Furthermore, it might make sense to try and make sure that the IOU is evenly distributed over all generated training samples. The script does not do this right now, but you should be able to add this.
In figure C, 0.85 means 85% of the image is covered by target object. Is that correct ?
0.85 means that the intersection over union of the bounding box of the target object and the cropped bounding box is 0.85. It does not necessarily mean the 85% of the image is covered by the target object.
You can have a look at the poster we created for our presentation of the paper at the AMV Workshop (here) the section about data generation shows the process in a brief overview. Maybe that helps you to understand what is happening.
Hope I could help you!
Hi,
Thanks for your reply.
I used the following script to generate images
python datasets/sheep/paste_and_crop_sheep.py train_data/assessor/backgrounds \
train_data/assessor/dataset \
--stamps train_data/assessor/templates/*.png \
--num-samples 1000 \ # number of samples to create 10,000 is a good value
--output-size 300 400 \ # size of the created images, in this case 75px wide and 100px high
--zoom-mode # crop based on intersection over union of object and view
Actually I used, 300 400 as output size instead of 75 100 in the script.

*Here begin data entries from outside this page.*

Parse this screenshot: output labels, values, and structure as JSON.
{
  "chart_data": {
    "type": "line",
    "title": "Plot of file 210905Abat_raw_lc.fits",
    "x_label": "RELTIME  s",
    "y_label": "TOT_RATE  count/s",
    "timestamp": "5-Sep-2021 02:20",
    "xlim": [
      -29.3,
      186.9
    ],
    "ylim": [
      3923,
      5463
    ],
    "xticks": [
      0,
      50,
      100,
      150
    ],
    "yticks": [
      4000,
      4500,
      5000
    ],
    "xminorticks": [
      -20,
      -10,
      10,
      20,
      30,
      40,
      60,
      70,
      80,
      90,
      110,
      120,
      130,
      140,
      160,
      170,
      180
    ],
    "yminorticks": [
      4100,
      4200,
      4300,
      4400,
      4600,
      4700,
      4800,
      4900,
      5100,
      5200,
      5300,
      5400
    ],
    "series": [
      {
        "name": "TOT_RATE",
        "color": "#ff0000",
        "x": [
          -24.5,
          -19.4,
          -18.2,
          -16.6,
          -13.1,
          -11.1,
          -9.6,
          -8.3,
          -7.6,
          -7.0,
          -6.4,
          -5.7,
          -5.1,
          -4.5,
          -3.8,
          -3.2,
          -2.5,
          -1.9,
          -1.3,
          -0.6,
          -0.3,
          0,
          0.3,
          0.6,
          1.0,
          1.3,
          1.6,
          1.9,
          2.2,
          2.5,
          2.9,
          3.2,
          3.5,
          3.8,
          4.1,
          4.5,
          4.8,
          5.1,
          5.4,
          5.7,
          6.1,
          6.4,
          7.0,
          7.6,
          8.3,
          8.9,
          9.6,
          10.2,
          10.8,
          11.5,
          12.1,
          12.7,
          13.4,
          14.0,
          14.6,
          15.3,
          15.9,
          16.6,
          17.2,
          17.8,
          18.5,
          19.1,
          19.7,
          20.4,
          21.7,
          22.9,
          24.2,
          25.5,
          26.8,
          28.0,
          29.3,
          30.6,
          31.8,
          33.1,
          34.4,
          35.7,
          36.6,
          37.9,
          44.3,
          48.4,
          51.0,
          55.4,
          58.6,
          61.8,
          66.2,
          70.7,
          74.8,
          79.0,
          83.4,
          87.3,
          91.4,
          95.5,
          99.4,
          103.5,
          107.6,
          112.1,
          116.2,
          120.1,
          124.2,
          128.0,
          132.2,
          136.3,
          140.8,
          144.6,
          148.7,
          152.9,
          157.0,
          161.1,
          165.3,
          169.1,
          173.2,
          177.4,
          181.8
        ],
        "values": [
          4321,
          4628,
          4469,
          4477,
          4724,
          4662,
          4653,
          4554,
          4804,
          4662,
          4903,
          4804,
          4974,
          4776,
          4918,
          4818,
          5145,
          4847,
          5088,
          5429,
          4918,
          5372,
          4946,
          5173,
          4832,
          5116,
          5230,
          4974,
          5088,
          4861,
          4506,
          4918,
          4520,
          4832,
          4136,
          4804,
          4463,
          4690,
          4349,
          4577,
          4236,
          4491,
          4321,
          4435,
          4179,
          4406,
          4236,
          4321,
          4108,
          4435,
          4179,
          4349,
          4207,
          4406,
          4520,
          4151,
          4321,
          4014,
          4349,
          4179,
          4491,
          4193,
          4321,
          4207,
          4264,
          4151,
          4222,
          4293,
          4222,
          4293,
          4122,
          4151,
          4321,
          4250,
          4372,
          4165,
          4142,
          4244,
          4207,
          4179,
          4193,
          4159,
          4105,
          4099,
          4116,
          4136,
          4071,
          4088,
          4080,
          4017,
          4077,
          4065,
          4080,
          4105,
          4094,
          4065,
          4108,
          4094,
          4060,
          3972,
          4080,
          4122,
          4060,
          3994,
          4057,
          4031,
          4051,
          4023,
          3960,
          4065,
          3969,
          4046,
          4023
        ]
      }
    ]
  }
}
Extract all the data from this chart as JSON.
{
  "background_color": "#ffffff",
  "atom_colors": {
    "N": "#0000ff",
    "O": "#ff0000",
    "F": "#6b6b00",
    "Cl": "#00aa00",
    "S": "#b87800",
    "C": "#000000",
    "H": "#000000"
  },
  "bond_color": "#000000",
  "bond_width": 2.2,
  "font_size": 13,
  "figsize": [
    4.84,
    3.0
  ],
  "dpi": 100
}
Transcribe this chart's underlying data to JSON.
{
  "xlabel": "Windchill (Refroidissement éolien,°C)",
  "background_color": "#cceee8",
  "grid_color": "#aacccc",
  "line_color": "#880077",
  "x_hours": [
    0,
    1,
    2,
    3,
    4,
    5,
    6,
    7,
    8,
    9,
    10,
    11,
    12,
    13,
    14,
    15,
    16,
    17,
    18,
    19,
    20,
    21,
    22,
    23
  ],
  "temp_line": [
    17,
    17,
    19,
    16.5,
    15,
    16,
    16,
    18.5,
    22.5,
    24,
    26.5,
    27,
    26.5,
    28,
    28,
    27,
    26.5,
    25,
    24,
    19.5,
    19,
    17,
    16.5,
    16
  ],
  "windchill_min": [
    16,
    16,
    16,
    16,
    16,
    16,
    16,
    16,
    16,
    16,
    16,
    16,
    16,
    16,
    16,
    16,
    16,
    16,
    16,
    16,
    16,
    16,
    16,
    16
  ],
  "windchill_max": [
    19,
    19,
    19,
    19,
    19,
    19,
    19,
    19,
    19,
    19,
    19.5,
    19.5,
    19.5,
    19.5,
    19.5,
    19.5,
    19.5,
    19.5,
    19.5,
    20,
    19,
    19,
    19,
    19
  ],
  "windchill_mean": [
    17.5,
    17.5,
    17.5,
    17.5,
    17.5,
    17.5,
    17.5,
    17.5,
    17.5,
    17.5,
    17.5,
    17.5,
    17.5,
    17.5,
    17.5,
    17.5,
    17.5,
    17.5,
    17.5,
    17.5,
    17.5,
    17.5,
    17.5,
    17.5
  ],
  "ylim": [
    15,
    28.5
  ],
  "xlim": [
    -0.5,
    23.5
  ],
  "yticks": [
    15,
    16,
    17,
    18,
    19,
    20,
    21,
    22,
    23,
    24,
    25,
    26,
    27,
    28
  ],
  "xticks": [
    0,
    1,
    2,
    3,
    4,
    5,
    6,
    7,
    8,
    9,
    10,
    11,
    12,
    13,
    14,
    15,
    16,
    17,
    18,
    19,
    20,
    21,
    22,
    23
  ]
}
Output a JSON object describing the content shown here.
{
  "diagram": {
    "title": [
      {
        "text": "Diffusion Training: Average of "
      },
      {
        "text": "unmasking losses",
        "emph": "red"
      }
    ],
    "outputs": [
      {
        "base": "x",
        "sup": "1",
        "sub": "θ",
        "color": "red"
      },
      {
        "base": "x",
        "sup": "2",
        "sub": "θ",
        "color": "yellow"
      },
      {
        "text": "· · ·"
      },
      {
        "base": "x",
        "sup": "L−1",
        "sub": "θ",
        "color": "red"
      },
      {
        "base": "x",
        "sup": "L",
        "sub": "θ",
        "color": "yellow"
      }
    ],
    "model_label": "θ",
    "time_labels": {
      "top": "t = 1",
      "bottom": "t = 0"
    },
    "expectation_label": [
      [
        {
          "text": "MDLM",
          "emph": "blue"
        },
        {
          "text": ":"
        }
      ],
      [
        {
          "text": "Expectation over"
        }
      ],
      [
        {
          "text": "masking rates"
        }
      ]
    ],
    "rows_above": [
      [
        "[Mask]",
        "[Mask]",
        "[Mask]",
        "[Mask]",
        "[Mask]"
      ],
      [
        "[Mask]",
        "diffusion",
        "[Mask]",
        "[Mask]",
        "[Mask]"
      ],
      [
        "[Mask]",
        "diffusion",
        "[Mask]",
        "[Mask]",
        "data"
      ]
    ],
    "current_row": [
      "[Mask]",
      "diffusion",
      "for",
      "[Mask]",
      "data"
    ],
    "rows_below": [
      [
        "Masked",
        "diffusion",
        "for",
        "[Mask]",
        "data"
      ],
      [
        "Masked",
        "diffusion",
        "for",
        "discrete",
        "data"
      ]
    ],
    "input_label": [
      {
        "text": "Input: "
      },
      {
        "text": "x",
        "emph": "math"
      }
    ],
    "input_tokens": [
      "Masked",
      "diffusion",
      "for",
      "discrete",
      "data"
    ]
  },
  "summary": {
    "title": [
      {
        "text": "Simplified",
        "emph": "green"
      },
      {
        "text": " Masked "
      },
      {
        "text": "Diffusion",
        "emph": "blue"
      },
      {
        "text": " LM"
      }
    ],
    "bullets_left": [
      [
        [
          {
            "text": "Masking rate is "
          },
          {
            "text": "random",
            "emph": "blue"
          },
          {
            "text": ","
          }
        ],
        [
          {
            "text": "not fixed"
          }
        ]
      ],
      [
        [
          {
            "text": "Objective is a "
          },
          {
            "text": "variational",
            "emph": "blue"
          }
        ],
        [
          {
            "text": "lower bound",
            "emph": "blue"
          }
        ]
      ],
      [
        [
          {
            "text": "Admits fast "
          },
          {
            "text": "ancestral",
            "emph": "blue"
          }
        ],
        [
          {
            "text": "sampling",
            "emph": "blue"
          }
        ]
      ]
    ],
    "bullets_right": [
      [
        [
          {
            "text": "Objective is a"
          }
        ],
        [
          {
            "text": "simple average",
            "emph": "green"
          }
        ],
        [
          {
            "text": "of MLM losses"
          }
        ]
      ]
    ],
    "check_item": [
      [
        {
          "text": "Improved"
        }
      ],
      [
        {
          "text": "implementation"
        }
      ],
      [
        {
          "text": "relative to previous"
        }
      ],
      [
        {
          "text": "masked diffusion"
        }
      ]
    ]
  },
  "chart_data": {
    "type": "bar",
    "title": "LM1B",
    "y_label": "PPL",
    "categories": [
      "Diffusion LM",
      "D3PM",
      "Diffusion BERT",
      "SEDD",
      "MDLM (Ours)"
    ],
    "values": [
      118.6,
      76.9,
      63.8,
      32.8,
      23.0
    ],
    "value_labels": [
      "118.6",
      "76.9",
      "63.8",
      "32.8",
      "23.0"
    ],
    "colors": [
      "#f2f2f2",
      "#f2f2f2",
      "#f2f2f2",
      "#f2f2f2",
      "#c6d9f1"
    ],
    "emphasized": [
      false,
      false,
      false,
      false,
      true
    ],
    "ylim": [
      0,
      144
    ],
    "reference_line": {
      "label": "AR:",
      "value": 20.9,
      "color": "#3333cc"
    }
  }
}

Thanks for the Poster. In the poster, it is written that
Select Box and determine IoU
How and where can I select Box ? Can you please help me to understand that ?
In C it is 0.85 and the it is IoU of bounding box of target object and cropped bounding box. As I understood, Bounding box of target object is always same and cropped bounding box varies as per the cropping. Please correct me if I am wrong.
Is it possible to know the size of Bounding box of target object, if it is always same for a template?
Thanks Rahul
Hi,
it looks like you used the script in the correct way. How large are your background images?
How and where can I select Box ? Can you please help me to understand that ?
With Select Box we basically mean that we select a random location in the image (the orange box) and we determine the IOU of this orange box with the red box (which is the bounding box of our object). The orange box is selected by the script and the script tries to use some heuristics to produce somehow evenly distributed training images. Evenly distributed here means that the IOUs from 0 to 1 are evenyl distributed in the resulting dataset.
If the iou of the bounding box of the target object and the cropped bounding box is really 0.85 in C then it seems that the bounding box of your industry worker is way too large, because if I look at that image it seems to me that the correct labeling should be something like0.15 or 0.2.
The bounding box of the target object always has the same size, but it is placed in a different location everytime, so the bounding box is not always the same, it is only the size that is always the same. The cropped bounding box varies based on the location it is placed and what parts of the image are cropped.
Of course you always know the size of the bounding box of the target object, if you are using it as a template. It is always the size of the template image in pixels.
Hope that helps :wink:
Thanks for your comment and it really helps.
My background images are big which are of sizes (700-1200)x (600-1000).
Yes exactly, for correct labeling it should be between 0.5 to 0.2.
Till now I am not able to figure out the label came wrong. I will try to try to use different template images and see whether it is changing.
Thanks really for support and such a nice work.